The President has announced that nine new toll roads to be inaugurated this year will reduce logistics costs, but experts say that hard infrastructure is only part of the solution.
ine new toll roads in Java, South Sumatra, North Sulawesi and East Kalimantan with a combined length of about 400 kilometers will be inaugurated later this year, President Joko “Jokowi” Widodo told his Instagram followers in a message posted last Wednesday.
“The toll roads' existence will boost interregional connectivity and improve logistics costs [and] efficiency,” the President said in his Instagram post.

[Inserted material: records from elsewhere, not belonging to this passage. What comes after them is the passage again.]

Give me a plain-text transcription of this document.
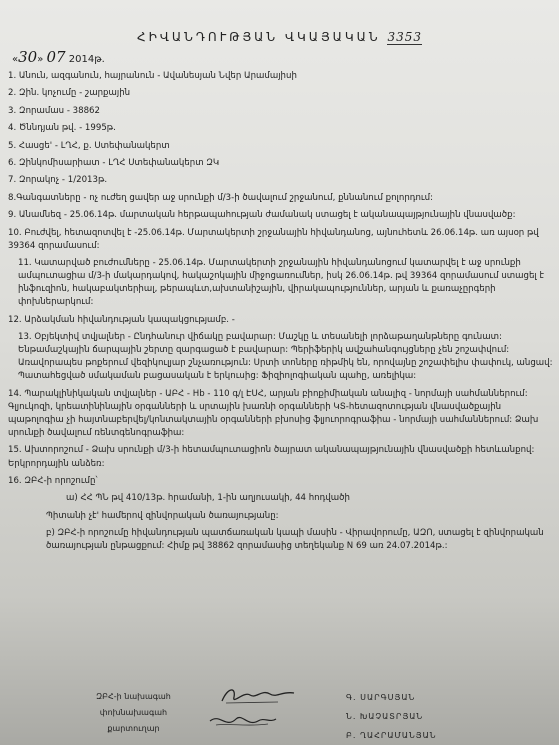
ՀԻՎԱՆԴՈՒԹՅԱՆ ՎԿԱՅԱԿԱՆ 3353
«30» 07 2014թ.
1. Անուն, ազգանուն, հայրանուն - Ավանեսյան Նվեր Արամայիսի
2. Զին. կոչումը - շարքային
3. Զորամաս - 38862
4. Ծննդյան թվ. - 1995թ.
5. Հասցե' - ԼՂՀ, ք. Ստեփանակերտ
6. Զինկոմիսարիատ - ԼՂՀ Ստեփանակերտ ԶԿ
7. Զորակոչ - 1/2013թ.
8.Գանգատները - ոչ ուժեղ ցավեր աջ սրունքի մ/3-ի ծավալում շրջանում, քննանում քոլորդում:
9. Անամնեզ - 25.06.14թ. մարտական հերթապահության ժամանակ ստացել է ականապայթյունային վնասվածք:
10. Բուժվել, հետազոտվել է -25.06.14թ. Մարտակերտի շրջանային հիվանդանոց, այնուհետև 26.06.14թ. առ այսօր թվ 39364 զորամասում:
11. Կատարված բուժումները - 25.06.14թ. Մարտակերտի շրջանային հիվանդանոցում կատարվել է աջ սրունքի ամպուտացիա մ/3-ի մակարդակով, հակաշոկային միջոցառումներ, իսկ 26.06.14թ. թվ 39364 զորամասում ստացել է ինֆուզիոն, հակաբակտերիալ, թերապևտ,ախտանիշային, վիրակապություններ, արյան և քառաչըրգերի փոխներարկում:
12. Արձակման հիվանդության կապակցությամբ. -
13. Օբյեկտիվ տվյալներ - Ընդհանուր վիճակը բավարար: Մաշկը և տեսանելի լորձաթաղանթները գունատ: Ենթամաշկային ճարպային շերտը զարգացած է բավարար: Պերիֆերիկ ավշահանգույցները չեն շոշափվում: Առավորապես թոքերում վեզիկուլյար շնչառություն: Սրտի տոները ռիթմիկ են, որովայնը շոշափելիս փափուկ, անցավ: Պատահեցված սմակաման բացասական է երկուսից: Ֆիզիոլոգիական պահը, առելիկա:
14. Պարակլինիկական տվյալներ - ԱԲՀ - Hb - 110 գ/լ ԷՍՀ, արյան բիոքիմիական անալիզ - նորմայի սահմաններում: Գլյուկոզի, կրեատինինային օրգանների և սրտային խառնի օրգանների ԿՏ-հետազոտության վնասվածքային պաթոլոգիա չի հայտնաբերվել/կոնտակտային օրգանների բխոսից ֆլյուորոգրաֆիա - նորմայի սահմաններում: Ձախ սրունքի ծավալում ռենտգենոգրաֆիա:
15. Ախտորոշում - Ձախ սրունքի մ/3-ի հետամպուտացիոն ծայրատ ականապայթյունային վնասվածքի հետևանքով: Երկրորդային անձեռ:
16. ԶԲՀ-ի որոշումը՝
ա) ՀՀ ՊՆ թվ 410/13թ. հրամանի, 1-ին աղյուսակի, 44 հոդվածի
Պիտանի չէ' համերով զինվորական ծառայությանը:
բ) ԶԲՀ-ի որոշումը հիվանդության պատճառական կապի մասին - Վիրավորումը, ԱԶՈ, ստացել է զինվորական ծառայության ընթացքում: Հիմք թվ 38862 զորամասից տեղեկանք N 69 առ 24.07.2014թ.:
ԶԲՀ-ի նախագահ
փոխնախագահ
քարտուղար
Գ. ՍԱՐԳՍՅԱՆ
Ն. ԽԱՉԱՏՐՅԱՆ
Բ. ՂԱՀՐԱՄԱՆՅԱՆ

The new toll roads, part of the 1,852 km span of toll roads targeted for development in 2015-2019, and include the 5.5 km Cinere-Jagorawi (Cijago) toll road from Kebun Raya Bogor to Kukusan in Depok, the 36.4 km Jakarta-Cikampek II South toll road. The 189 km Terbanggi Besar-Kayu Agung section and the 33.5 km Kayu Agung-Palembang-Betung Section 1, both part of the Bakauheni-Palembang toll road connecting (South Lampung and South Sumatra, are also planned for inauguration.
Also opening later this year are the 22.5 km Manado-Bitung toll road in North Sulawesi and sections 2-4 spanning 66.4 km of the Balikpapan-Samarinda (Balsam) toll road in East Kalimantan.
The new toll roads are certain to improve connectivity between cities and provinces. As to whether they will reduce logistics costs for the country’s commodities and industrial goods, Indonesian Trucking Association (Aptrindo) deputy chair Kyatmaja Lookman has replied, “not much”.
Kyatmaja acknowledged that while the new toll roads could improve traffic distribution and traffic efficiency, developing toll roads alone was not enough to reduce logistics costs. Such an outcome would require additional development in other parts of the logistics chain, such as warehousing and cargo loading and unloading.
“The government, for example, should direct the construction of warehouses near toll roads,” Kyatmaja told The Jakarta Post on Aug. 12.